Lower-Income Paycheck-to-Paycheck Consumers May Find Scant Relief From Rate Cuts 

The Fed’s kept rates steady. 

The Fed still sees three cuts to interest rates on the table this year.

And none of it may be enough to keep the paycheck-to-paycheck consumer — especially lower-income and credit-marginalized households — from continuing to feel the pinch of everyday life.

As reported by sites such as The Wall Street Journal this week, low-income consumers have been finding it harder to become homeowners, and the cost of food and other essentials continue to bite into paychecks and pandemic-era savings. Delinquency rates on debt that has been carried by lower-earning households have been rising faster than their higher-earning counterparts.

PYMNTS Intelligence found that unexpected expenses have been hampering financial progress for many consumers, but particularly so for the credit-marginalized consumers who have found their access to traditional credit products to be volatile and challenging.

As detailed in the report done in collaboration with Sezzle at the end of the year, unexpected expenses strained savings levels, as 56% of all consumers in our study had a costly and unexpected expense in the past year, averaging $5,500. As many as 8 in 10 faced unexpected expenses that were as much as or more than their current average savings of $4,400.

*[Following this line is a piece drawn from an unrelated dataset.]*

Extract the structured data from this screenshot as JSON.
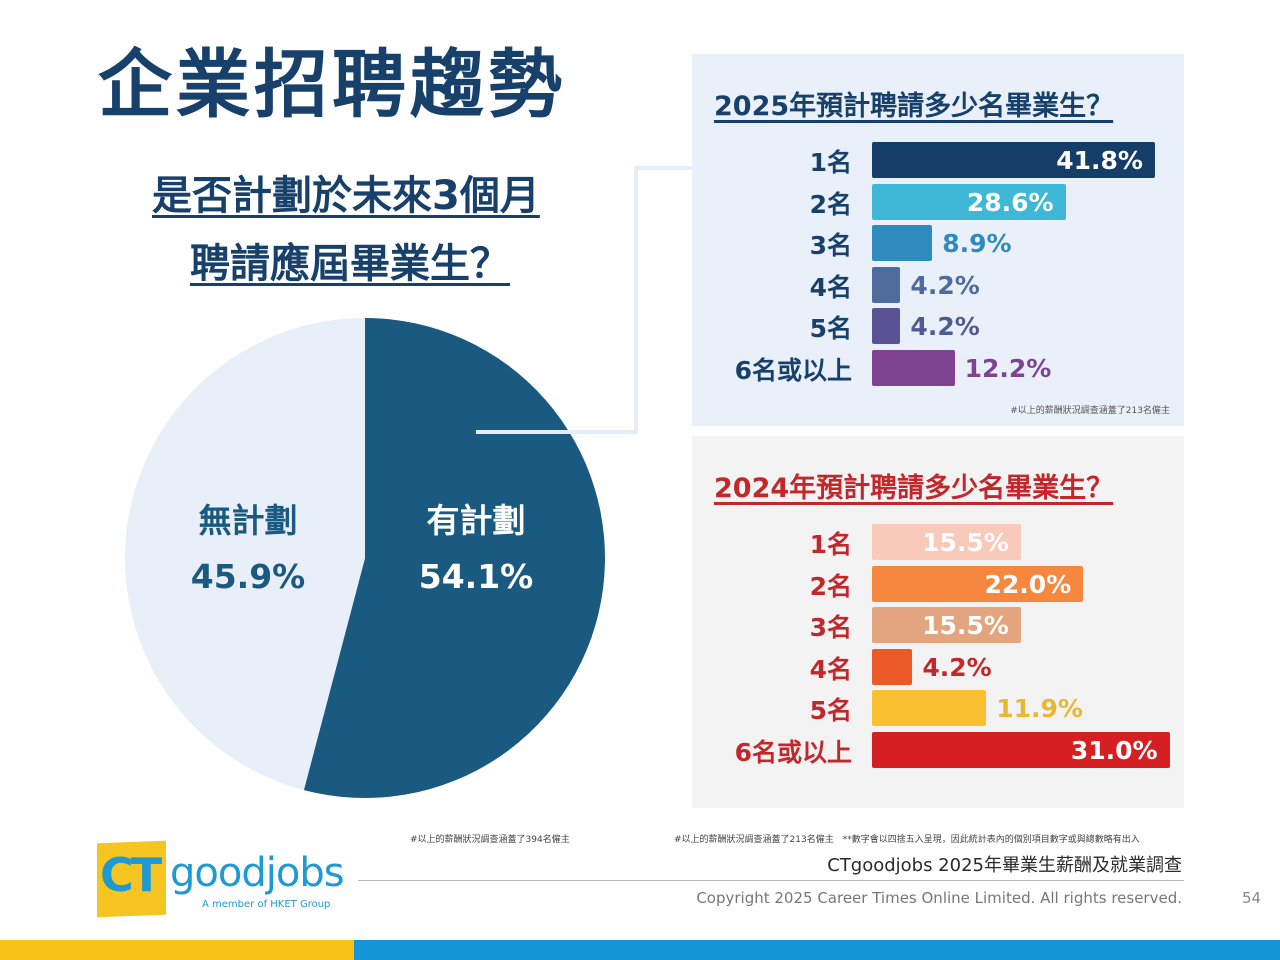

Where Inflation, Poor Credit Hit Hardest

The credit-marginalized consumers make up a significant percentage of the U.S. economy. Nearly a third of consumers have faced credit insecurity in the past year. A separate PYMNTS Intelligence/Sezzle report detailed that 46% of credit insecure consumers could not get more credit due to their credit scores. And 86% of those consumers live paycheck to paycheck.

All told, an estimated 63.5 million consumers are credit marginalized, and nearly 17 million are credit avoidant and have entirely given up on credit. A third of consumers earning less than $50,000 annually are credit marginalized, nearly two-third are credit avoidant. Half of these consumers and households have FICO scores below 650 — or have no credit scores at all. Credit marginalized consumers, the data tells us, are more than twice as likely to resort to high-interest loans as other borrowers.  

They are also about twice as likely to face difficulty qualifying for new credit products. More than two thirds of these consumers have at least one credit product with a payment that is past due — which we note leads to a vicious cycle of trading off between debt obligations, paying for essentials, and never really getting ahead.

The rate cuts won’t make the debt that’s already not being paid in a timely manner suddenly affordable, and perhaps the damage has already been done.